Here is the schematic representation of a binary decision tree.

Notice the followings:

  • The decision tree is a binary tree (the answer to the comparison operation is either "yes" or "no").

  • Internal nodes are binary decisions (corresponding to comparisons).

  • External nodes (leaves) are resulting outputs (answers).

  • An execution of the algorithm corresponds to a path from the root to a leaf.

  • The length of such an execution path is the running time of the algorithm for the case of the input that led to that execution.

  • The height of the tree is the worst case running time of the algorithm (i.e. the longest execution path).

Since the decision tree is a binary tree, its height is at least $\lg N$ where $N$ is the number of nodes (which is not necessarily the same as e.g. the length of the input sequence). Therefore, the lower bound on any comparison-based algorithm modeled by this decision tree is $\Omega(\lg N)$.

But what is $N$?

For searching, $N$ is $\Omicron(n)$ where $n$ is the number of elements in the search space (size of the collection).

Why?

For lower bound analysis, we consider what is the largest number of nodes we can pack in a binary tree of the minimum height. This is the case in a perfect binary tree. Recall: in such a binary tree with $m$ nodes, there are $\left \lceil m/2 \right \rceil$ leaves and $\left \lfloor m/2 \right \rfloor$ non-leaf nodes (internal nodes and a root).

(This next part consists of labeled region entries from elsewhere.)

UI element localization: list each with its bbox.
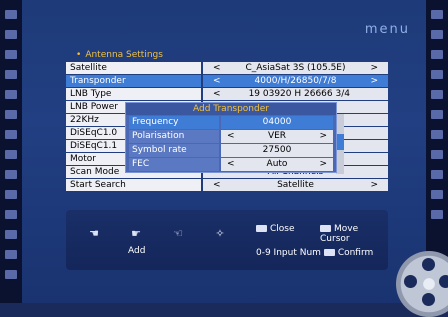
field-value[interactable]: < Auto > xyxy=(221,158,333,171)
symbol-rate-field[interactable]: Symbol rate 27500 xyxy=(129,144,333,157)
right-arrow-icon[interactable]: > xyxy=(370,62,378,74)
row-satellite[interactable]: Satellite < C_AsiaSat 3S (105.5E) > xyxy=(66,62,388,74)
row-value[interactable]: < Satellite > xyxy=(203,179,388,191)
right-arrow-icon[interactable]: > xyxy=(319,158,327,171)
close-label: Close xyxy=(270,224,295,234)
hand-icon[interactable]: ☚ xyxy=(88,228,100,240)
key-icon xyxy=(323,249,335,256)
dialog-title: Add Transponder xyxy=(126,103,336,115)
field-value-text: Auto xyxy=(266,159,288,169)
row-value[interactable]: < C_AsiaSat 3S (105.5E) > xyxy=(203,62,388,74)
row-value-text: Satellite xyxy=(277,180,314,190)
move-cursor-hint[interactable]: Move Cursor xyxy=(320,224,388,244)
row-label: LNB Type xyxy=(66,88,201,100)
menu-logo: menu xyxy=(364,22,410,37)
add-label[interactable]: Add xyxy=(128,246,145,256)
polarisation-field[interactable]: Polarisation < VER > xyxy=(129,130,333,143)
left-arrow-icon[interactable]: < xyxy=(213,75,221,87)
row-value-text: 19 03920 H 26666 3/4 xyxy=(248,89,350,99)
left-arrow-icon[interactable]: < xyxy=(227,130,235,143)
key-icon xyxy=(320,225,331,232)
row-start-search[interactable]: Start Search < Satellite > xyxy=(66,179,388,191)
field-value-text: 27500 xyxy=(262,145,292,155)
frequency-field[interactable]: Frequency 04000 xyxy=(129,116,333,129)
hand-sparkle-icon[interactable]: ✧ xyxy=(214,228,226,240)
row-value[interactable]: < 4000/H/26850/7/8 > xyxy=(203,75,388,87)
input-num-hint[interactable]: 0-9 Input Num Confirm xyxy=(256,248,373,258)
row-label: Start Search xyxy=(66,179,201,191)
film-strip-left xyxy=(0,0,22,303)
field-label: Frequency xyxy=(129,116,219,129)
hand-add-icon[interactable]: ☛ xyxy=(130,228,142,240)
help-bar: ☚ ☛ Add ☜ ✧ Close Move Cursor 0-9 Input … xyxy=(66,210,388,270)
hand-icon-2[interactable]: ☜ xyxy=(172,228,184,240)
bullet-icon: • xyxy=(76,50,82,60)
right-arrow-icon[interactable]: > xyxy=(370,75,378,87)
scrollbar-thumb[interactable] xyxy=(336,134,344,150)
field-label: FEC xyxy=(129,158,219,171)
confirm-label: Confirm xyxy=(337,248,374,258)
left-arrow-icon[interactable]: < xyxy=(213,62,221,74)
key-icon xyxy=(256,225,267,232)
field-value[interactable]: < VER > xyxy=(221,130,333,143)
film-reel-icon xyxy=(396,251,448,317)
left-arrow-icon[interactable]: < xyxy=(213,179,221,191)
row-label: Transponder xyxy=(66,75,201,87)
field-label: Polarisation xyxy=(129,130,219,143)
num-label: 0-9 Input Num xyxy=(256,248,321,258)
row-value-text: C_AsiaSat 3S (105.5E) xyxy=(245,63,346,73)
close-hint[interactable]: Close xyxy=(256,224,295,234)
panel-title: • Antenna Settings xyxy=(66,48,388,62)
left-arrow-icon[interactable]: < xyxy=(213,88,221,100)
field-value[interactable]: 27500 xyxy=(221,144,333,157)
left-arrow-icon[interactable]: < xyxy=(227,158,235,171)
field-value[interactable]: 04000 xyxy=(221,116,333,129)
row-value-text: 4000/H/26850/7/8 xyxy=(254,76,337,86)
add-transponder-dialog: Add Transponder Frequency 04000 Polarisa… xyxy=(125,102,337,173)
row-transponder[interactable]: Transponder < 4000/H/26850/7/8 > xyxy=(66,75,388,87)
row-lnb-type[interactable]: LNB Type < 19 03920 H 26666 3/4 xyxy=(66,88,388,100)
panel-title-text: Antenna Settings xyxy=(85,50,163,60)
right-arrow-icon[interactable]: > xyxy=(319,130,327,143)
row-label: Satellite xyxy=(66,62,201,74)
row-value[interactable]: < 19 03920 H 26666 3/4 xyxy=(203,88,388,100)
field-value-text: VER xyxy=(267,131,287,141)
field-label: Symbol rate xyxy=(129,144,219,157)
fec-field[interactable]: FEC < Auto > xyxy=(129,158,333,171)
right-arrow-icon[interactable]: > xyxy=(370,179,378,191)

In the decision tree corresponding to the comparison-based searching algorithm, the number of leaves is greater or equal to the number of possible answers which is greater or equal to $n$, the number of elements.

To check this claim, see the previous exercise, the number of possible outcomes is $4$, one per $a_i$ plus null.

So, if there are at least $n$ leaves, there are at least $2n$ nodes. The height of the tree, therefore, is at least $\lg (2n)$.

Therefore, the lower bound on any comparison-based searching algorithm is $\Omega(\lg n)$ where $n$ is the size of the search space. In other words, binary search is optimal!